Restaurant Review: Feriza's, Wynyard Quarter

By Jesse Mulligan
Viva
The kunefe dessert at Turkish restaurant Feriza’s. Picture / Babiche Mrartens


Cuisine: Turkish
Address: 7/12 Jellicoe St, Wynard Quarter
Phone: (09) 600 2088
Bookings accepted
Fully licensed
From the menu: Spinach gozleme $14, potato, onion and feta gozleme $14, slow cooked lamb $24, dolma and falafel $20, kunefe $16
Rating: 7/10

RH_BOOKING

Feriza’s arrived with one of the most impressive marketing launches I’ve seen for a restaurant. Turkish delight delivered to my place of work; highly-produced web videos created just to communicate the brand; a website so shiny I could see my reflection in it.
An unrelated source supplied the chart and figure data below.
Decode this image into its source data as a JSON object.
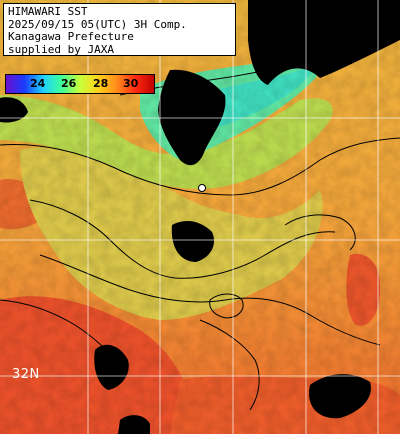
{
  "caption": {
    "line1": "HIMAWARI SST",
    "line2": "2025/09/15 05(UTC) 3H Comp.",
    "line3": "Kanagawa Prefecture",
    "line4": "supplied by JAXA"
  },
  "colorbar": {
    "ticks": [
      "24",
      "26",
      "28",
      "30"
    ],
    "colors": [
      "#6a0fd0",
      "#1a3cff",
      "#1fd0ff",
      "#3dff9a",
      "#c8ff3a",
      "#ffd21a",
      "#ff8a1a",
      "#ff2a10",
      "#c00000"
    ]
  },
  "graticule": {
    "lat_label": "32N"
  },
  "palette": {
    "land_cloud": "#000000",
    "cold": "#5fe3a0",
    "mid": "#c8e85a",
    "warm": "#f0a33a",
    "hot": "#e8502a",
    "contour": "#000000",
    "grid": "#ffffff"
  }
}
Nine times out of 10, if I ask a new restaurant for their phone number the maitre d’ apologies gravely for the fact they don’t yet have printed business cards. Here at Feriza’s, however, there was a neat pile of them right next to the cash register. I got the strong feeling that the printing of business cards was the very first thing they did.
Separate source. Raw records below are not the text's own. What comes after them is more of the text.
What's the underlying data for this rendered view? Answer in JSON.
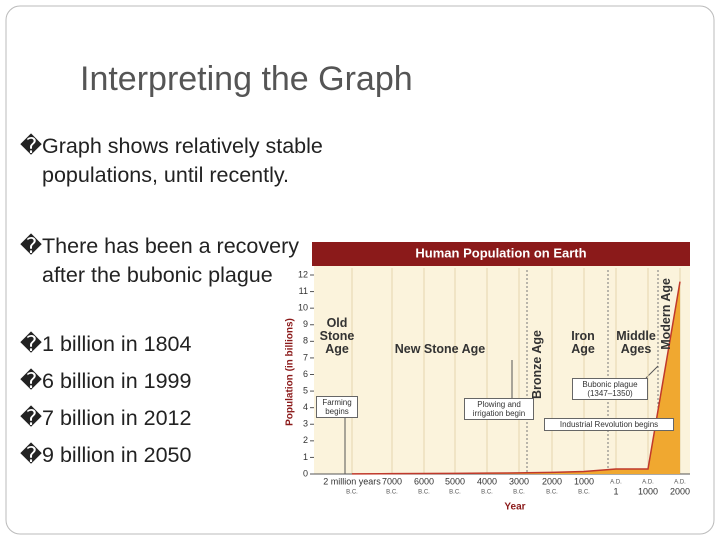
{
  "slide": {
    "title": "Interpreting the Graph",
    "bullet_marker": "�",
    "bullets": [
      "Graph shows relatively stable populations, until recently.",
      "There has been a recovery after the bubonic plague",
      "1 billion in 1804",
      "6 billion in 1999",
      "7 billion in 2012",
      "9 billion in 2050"
    ]
  },
  "chart_data": {
    "type": "area",
    "title": "Human Population on Earth",
    "y_label": "Population (in billions)",
    "x_label": "Year",
    "categories": [
      "2 million years",
      "7000",
      "6000",
      "5000",
      "4000",
      "3000",
      "2000",
      "1000",
      "1",
      "1000",
      "2000"
    ],
    "category_eras": [
      "B.C.",
      "B.C.",
      "B.C.",
      "B.C.",
      "B.C.",
      "B.C.",
      "B.C.",
      "B.C.",
      "A.D.",
      "A.D.",
      "A.D."
    ],
    "values": [
      0.01,
      0.02,
      0.03,
      0.04,
      0.05,
      0.07,
      0.1,
      0.15,
      0.3,
      0.3,
      11.6
    ],
    "ylim": [
      0,
      12
    ],
    "yticks": [
      0,
      1,
      2,
      3,
      4,
      5,
      6,
      7,
      8,
      9,
      10,
      11,
      12
    ],
    "color": "#f0a830",
    "line_color": "#c0392b",
    "eras": [
      "Old Stone Age",
      "New Stone Age",
      "Bronze Age",
      "Iron Age",
      "Middle Ages",
      "Modern Age"
    ],
    "annotations": [
      "Farming begins",
      "Plowing and irrigation begin",
      "Bubonic plague (1347–1350)",
      "Industrial Revolution begins"
    ]
  }
}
Picture / Babiche Mrartens
Picture / Babiche Mrartens

What does this tell us about the operating priorities of the restaurant’s owners, who also preside over Bodrum in New Lynn, Nomad in Pt Chev and Deco in Titirangi?

That they are organised, experienced and have suppliers who deliver with the urgency of someone with four contracts at stake rather than one. But I also think it says something about how important great food is to them in the giant, graphically-designed scheme of things.

The food is not great here, you see. If it was, I’d be telling you to rush down immediately, because almost everything else is crackingly good. It’s on a Wynyard Quarter corner, taking over from poor old Kindred, possibly the shortest-lived waterfront restaurant in human history.

Feriza’s has redecorated, warming things up immeasurably with colour and botanical furnishings. They also have tables outside which, even in August, are warm, bright and indulgent.

We couldn’t believe our luck to be in full sun on a fine day, and our hopes were high when a smart young man came to us and talked about the menu.

Picture / Babiche Mrartens
Picture / Babiche Mrartens

One thing you can say about this restaurant group is that they hire great staff. Chatty, eager-to-please millennials with enthusiasm for life have been the standout feature at each of those other eateries, so either the owners have a great HR policy or they’re paying over the odds.

Whatever, with a good drinks list and beautiful surroundings, the smiling service is almost enough to get Feriza’s over the line.

But the menu currently has an averageness that will appeal only to university graduands looking for food that won’t offend their grandparents. There is nothing you can point to and say that it was terrible, but almost all of it could be better.

A blurb says that “the kitchens of the Ottoman Empire were a hotbed of competition and fierce rivalry as the palace chefs sought to create dishes that would impress the Sultan at the time”. But there’s a fine line between impressive and depressive, and Feriza’s is skating it.

The centrepiece of the menu is gozleme, thin sheets of flat bread filled with savoury delights and then cooked over the grill.

Feriza's slow-cooked lamb. Picture / Babiche Mrartens
Feriza's slow-cooked lamb. Picture / Babiche Mrartens

The bread is great but the insides were bland “potato, onion and feta” featured almost no feta, like when you go to make a Greek salad and discover your flatmate has used all the cheese, so you grab the packet out of the bin and shake the remaining crumbs over everything in the hope that will do the trick.

Spinach and mushroom had mushrooms all right but they barely tasted of mushrooms, let alone anything else. You expect spinach to be bland but if all you’re doing with your fungi is turning it over in a fry pan it’s not going to magically start to taste great.

Slow-cooked lamb was cooked just right but came on a beetroot hummus too low on beetroot.

Not that there are any laws around minimum quantities of beetroot in a hummus but when you only use a little bit the colour of the dip changes from beige to a milky pink, an unattractive hue for something on a restaurant plate. It came with a choban salad featuring dull winter tomatoes, red onions and herbs.

Picture / Babiche Mrartens
Picture / Babiche Mrartens

We also ordered dolma, a promising sounding stuffed vine leaf served with a whole baked capsicum filled with the same stuffing: a sort of spiced rice which could have really used some almonds, currants, or preserved lemon to give it some interest.

The dish was missing a “salsa” promised on the menu but they whipped one up while we waited the same choban salad with a bit of extra vinegar.

The overall impression is of a chef who doesn’t trust us with true flavour. She should put the same intensity of ingredients into her mains as she does into the kunefe, a truly wonderful dessert featuring baked cheese, wispy kadaifi pastry and a lemon honey syrup.

It comes with good pistachio icecream topped with white candy floss that looked so much like Donald Trump’s hair they could have called the dish ‘‘covfefe’’. If they can create something this magnificent when it’s sweet, what’s stopping them doing the same for savoury?